DIÁLOGOS LOGANALÍTICOS XIX: "DOUTOR, EU SOU NEURÓTICO?"

Há perguntas que são recorrentes no contexto psicoterápico. Uma delas é ilustrada pelo diálogo a seguir, ocorrido na primeira sessão em que atendi Vicente:

VICENTE: — Dr., eu sou neurótico?
EU: — O que é um neurótico?
VICENTE: — Ah, não sei, mas o senhor deve saber.
EU: — Você sabe o que é um lepidóptero?
VICENTE: — Não.
EU: — Então, de que adiantaria eu lhe dizer que você não é – ou é – um lepidóptero?
VICENTE: — É, não adiantaria nada. Mas... Bem, um neurótico é um cara nervoso.
EU: — Você é um cara nervoso?
VICENTE: — É, eu sou um cara nervoso.
EU: — Bem, então, dentro do seu vocabulário, você é um neurótico.
VICENTE: — É, mas ser um neurótico é mais do que ser um cara nervoso.
EU: — Bem, parece que você tem uma opinião mais precisa do que seja um neurótico do que inicialmente pareceu. Então, vamos lá: o que é caracteriza o neurótico, além de ele ser um “cara nervoso”?
VICENTE: — Ah, ele é um cara inferior.
EU: — Como assim?
VICENTE: — Ah, ele não consegue fazer as coisas que os outros conseguem.
EU: — Você não consegue fazer coisas que outros conseguem?
VICENTE: — É, não consigo.
EU: — Por exemplo?
VICENTE: — Bem, blá, blá, blá, blá, blá, blá.

E, a partir daí, passamos a aprofundar nossa pesquisa sobre os sintomas que traziam incômodo para meu novo paciente. Como vêm, toda minha orientação foi na direção da “microscopia”, ou seja, na direção de escapar de abstrações vagas e imprecisas para o trabalho sobre elementos concretos da condição de Vicente. Não é à toa que chamo meu trabalho de LogANÁLISE e, não, de LogosSÍNTESE, a exemplo de Freud, que chamou o seu de PsicANÁLISE e, não, de PsicosSÍNTESE.
Além de abstrações vagas e imprecisas não permitirem nenhum trabalho loganalítico eficaz, diga-se de passagem que um neurótico não precisa ser “um cara nervoso”. Existe, inclusive, um fenômeno neurótico, típico da histeria, via de regra elegantemente mencionado em francês, chamado “belle indiférence” ( = bela indiferença ), em que o paciente apresenta distúrbios de ordem física (paralisias, distúrbios sensoriais etc.), enquanto seu humor se mantém perfeitamente sereno. Qual utilidade terapêutica haveria em ficar eu me preocupando em que meu paciente tivesse uma definição academicamente adequada de neurose, em vez de ajudá-lo a iniciar o trabalho que, se bem sucedido, deixá-lo-á livre de seus sintomas?

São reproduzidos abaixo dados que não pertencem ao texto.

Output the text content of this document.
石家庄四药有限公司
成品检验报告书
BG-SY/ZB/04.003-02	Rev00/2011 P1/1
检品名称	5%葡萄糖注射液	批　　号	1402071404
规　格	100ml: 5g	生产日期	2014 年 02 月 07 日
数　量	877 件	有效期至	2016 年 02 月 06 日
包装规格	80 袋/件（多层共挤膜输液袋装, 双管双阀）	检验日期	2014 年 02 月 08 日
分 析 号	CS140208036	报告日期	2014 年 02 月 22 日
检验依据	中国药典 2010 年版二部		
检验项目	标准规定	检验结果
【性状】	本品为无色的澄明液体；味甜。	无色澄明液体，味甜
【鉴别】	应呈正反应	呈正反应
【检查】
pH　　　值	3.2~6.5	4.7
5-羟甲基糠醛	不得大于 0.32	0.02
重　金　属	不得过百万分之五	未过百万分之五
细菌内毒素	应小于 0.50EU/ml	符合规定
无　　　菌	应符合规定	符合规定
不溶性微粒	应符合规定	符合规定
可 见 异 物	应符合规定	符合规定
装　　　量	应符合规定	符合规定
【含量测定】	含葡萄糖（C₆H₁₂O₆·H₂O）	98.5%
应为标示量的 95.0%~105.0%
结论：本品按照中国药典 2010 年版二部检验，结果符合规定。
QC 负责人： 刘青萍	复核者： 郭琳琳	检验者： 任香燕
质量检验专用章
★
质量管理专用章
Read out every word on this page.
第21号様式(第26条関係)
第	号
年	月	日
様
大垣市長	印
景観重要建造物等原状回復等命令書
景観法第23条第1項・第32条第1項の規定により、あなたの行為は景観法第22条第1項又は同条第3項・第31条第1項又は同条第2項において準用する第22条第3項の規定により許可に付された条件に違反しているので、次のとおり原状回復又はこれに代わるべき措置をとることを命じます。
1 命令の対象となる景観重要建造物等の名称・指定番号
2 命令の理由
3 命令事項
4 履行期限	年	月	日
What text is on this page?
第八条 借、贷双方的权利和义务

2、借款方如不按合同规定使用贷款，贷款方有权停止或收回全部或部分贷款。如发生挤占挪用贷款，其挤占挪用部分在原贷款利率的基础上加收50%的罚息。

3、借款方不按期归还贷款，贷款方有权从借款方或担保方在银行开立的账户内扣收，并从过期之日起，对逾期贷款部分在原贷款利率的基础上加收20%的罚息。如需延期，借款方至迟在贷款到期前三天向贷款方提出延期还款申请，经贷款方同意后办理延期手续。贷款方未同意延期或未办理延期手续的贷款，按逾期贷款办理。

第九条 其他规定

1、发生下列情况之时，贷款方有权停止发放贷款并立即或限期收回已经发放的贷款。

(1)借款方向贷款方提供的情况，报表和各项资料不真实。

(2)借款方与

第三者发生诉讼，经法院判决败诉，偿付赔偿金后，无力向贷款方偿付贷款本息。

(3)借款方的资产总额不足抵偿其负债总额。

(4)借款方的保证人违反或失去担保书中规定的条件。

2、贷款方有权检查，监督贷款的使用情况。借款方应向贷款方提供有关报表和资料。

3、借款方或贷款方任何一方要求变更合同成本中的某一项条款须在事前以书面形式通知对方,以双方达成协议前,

DIÁLOGOS LOGANALÍTICOS XXVIII: "MAU, MUITO MAU!"

Sou proprietário de uma clínica onde vários psicólogos autônomos atendem seus pacientes. Há uma máxima que afirma: “onde abundam as teorias, impera a ignorância”. Espero que não seja verdade, pois a Psicologia é um canteiro de escolas, cada uma com as mais variadas estratégias e técnicas de tratamento. Minha abordagem, a Loganálise, é, ela mesma, uma variação da Psicanálise, essa última, por sua vez, uma das muitas escolas que ocupam o campo da Psicologia. O diálogo a seguir transcorreu entre uma psicóloga – cuja abordagem certamente nada tem a ver com a minha – e seu paciente.
O contexto era o seguinte. Eu estava passando frente à porta de uma das salas da clínica, quando percebi que essa profissional – chamemo-la de Marta – estava hesitando em abrir a porta entreaberta de um consultório para nele entrar com seu paciente – chamemo-lo de João – um menino de cerca de oito anos de idade. Na verdade, ela estava em dúvida sobre se ainda havia algum outro colega seu dentro da sala e não queria arriscar incomodá-lo. Percebi a situação e resolvi tomar para mim a responsabilidade de abrir a porta por ela. A sala, felizmente, estava vazia. Antes que entrassem, transcorreu o seguinte diálogo:

JOÃO (dirigindo-se a MARTA): — Ele é o dono da clínica. Ele É MAU!
MARTA (com voz melíflua): — Não, filho! Ele É BONZINHO!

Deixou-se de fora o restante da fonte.